De motie van mevrouw Ouwehand op stuk nr. 104 verzoekt de regering een moratorium op megastallen in te stellen. Deze motie is al eerder ingediend bij de begroting over 2007. Ik ontraad opnieuw aanvaarding van deze motie.

De motie van mevrouw Ouwehand op stuk nr. 105 verzoekt de regering het communicatieplan van de door het Voedingscentrum uitgevoerde campagne Jij kan kiezen, samen met de evaluatieopzet en eventuele resultaten hiervan, naar de Kamer te sturen. Campagnes van het Voedingscentrum worden vanzelfsprekend geëvalueerd. Aanvaarding van de motie met dit dictum ontraad ik echter. De Kamer zet geen campagnes op voor het Voedingscentrum. Daar zijn deskundigen voor in het Voedingscentrum. Ik doe een verzoek of ik geef een opdracht. Het centrum maakt een jaarwerkplan. Dat gaan wij niet via de Kamer doen.

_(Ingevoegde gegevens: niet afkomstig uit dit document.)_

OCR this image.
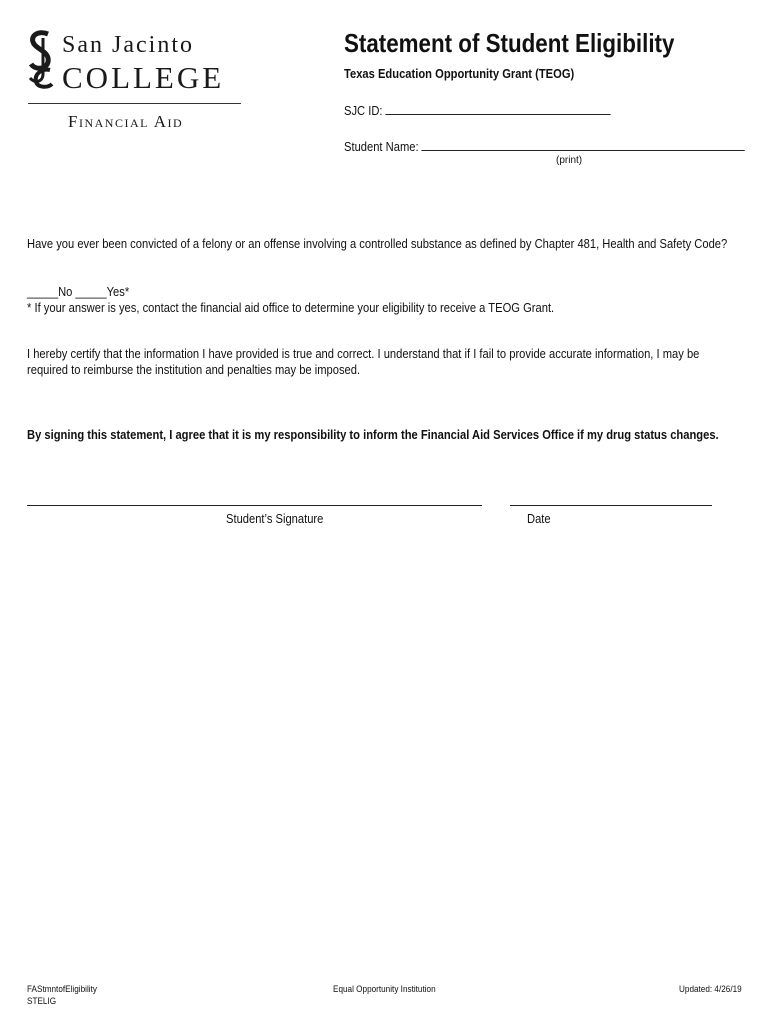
San Jacinto
COLLEGE
Financial Aid
Statement of Student Eligibility
Texas Education Opportunity Grant (TEOG)
SJC ID:
Student Name:
(print)
Have you ever been convicted of a felony or an offense involving a controlled substance as defined by Chapter 481, Health and Safety Code?
_____No _____Yes*
* If your answer is yes, contact the financial aid office to determine your eligibility to receive a TEOG Grant.
I hereby certify that the information I have provided is true and correct. I understand that if I fail to provide accurate information, I may be
required to reimburse the institution and penalties may be imposed.
By signing this statement, I agree that it is my responsibility to inform the Financial Aid Services Office if my drug status changes.
Student’s Signature	Date
FAStmntofEligibility
STELIG
Equal Opportunity Institution	Updated: 4/26/19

Dan de overgangstermijn voor het verbod op verrijkte kooien. Mevrouw Ouwehand wil deze naar voren halen naar 2017. Ik heb de Kamer schriftelijk geïnformeerd over mijn voorstellen voor de overgangstermijn. Na zorgvuldige weging heb ik gekozen voor 1 januari 2021. Ik wil daaraan vasthouden en ontraad aanvaarding van de motie.

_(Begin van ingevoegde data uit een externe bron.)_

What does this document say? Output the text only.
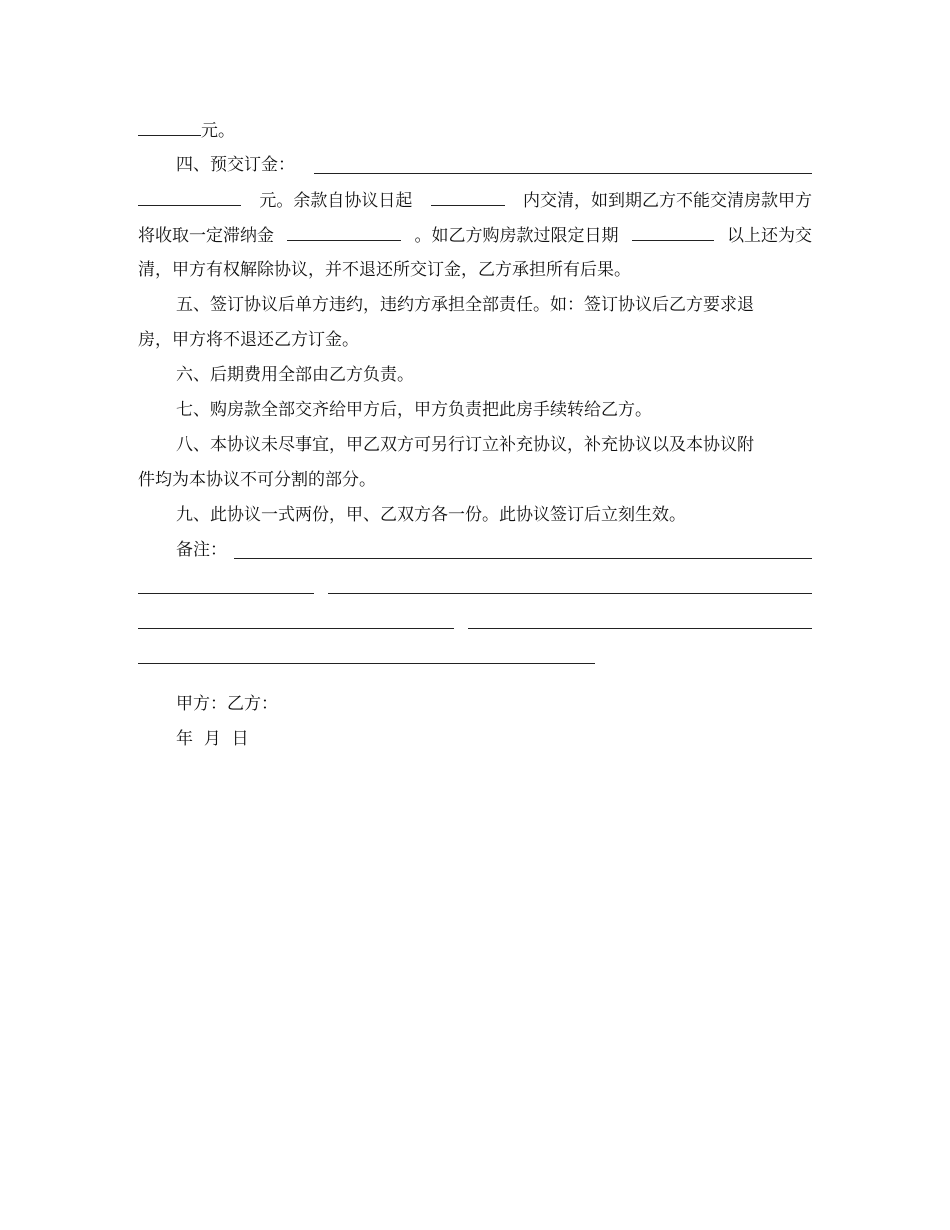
元。
四、预交订金：
元。余款自协议日起	内交清，如到期乙方不能交清房款甲方
将收取一定滞纳金	。如乙方购房款过限定日期	以上还为交
清，甲方有权解除协议，并不退还所交订金，乙方承担所有后果。
五、签订协议后单方违约，违约方承担全部责任。如：签订协议后乙方要求退
房，甲方将不退还乙方订金。
六、后期费用全部由乙方负责。
七、购房款全部交齐给甲方后，甲方负责把此房手续转给乙方。
八、本协议未尽事宜，甲乙双方可另行订立补充协议，补充协议以及本协议附
件均为本协议不可分割的部分。
九、此协议一式两份，甲、乙双方各一份。此协议签订后立刻生效。
备注：
甲方：乙方：
年 月 日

Ik kom op de motie van mevrouw Ouwehand op stuk nr. 107, die vraagt om gehoor te geven aan de oproep van Europees commissaris Dimas over het minimaal verdubbelen van de inspanningen voor het behoud van biodiversiteit. Zowel de heer Polderman als mevrouw Ouwehand heeft aangedrongen op een nader uitwerkingsplan. Dat zal per 1 maart worden gepresenteerd. Aanvaarding van deze motie moet ik ontraden.

In de motie op stuk nr. 108 van mevrouw Ouwehand wordt de regering verzocht een plan van aanpak op te stellen om de illegale handel in uitheemse diersoorten aan te pakken en tevens de import van uitheemse diersoorten in te perken. Ik verwijs naar mijn reactie op de motie van mevrouw Van Velzen over CITES en ik ontraad de aanneming van deze motie.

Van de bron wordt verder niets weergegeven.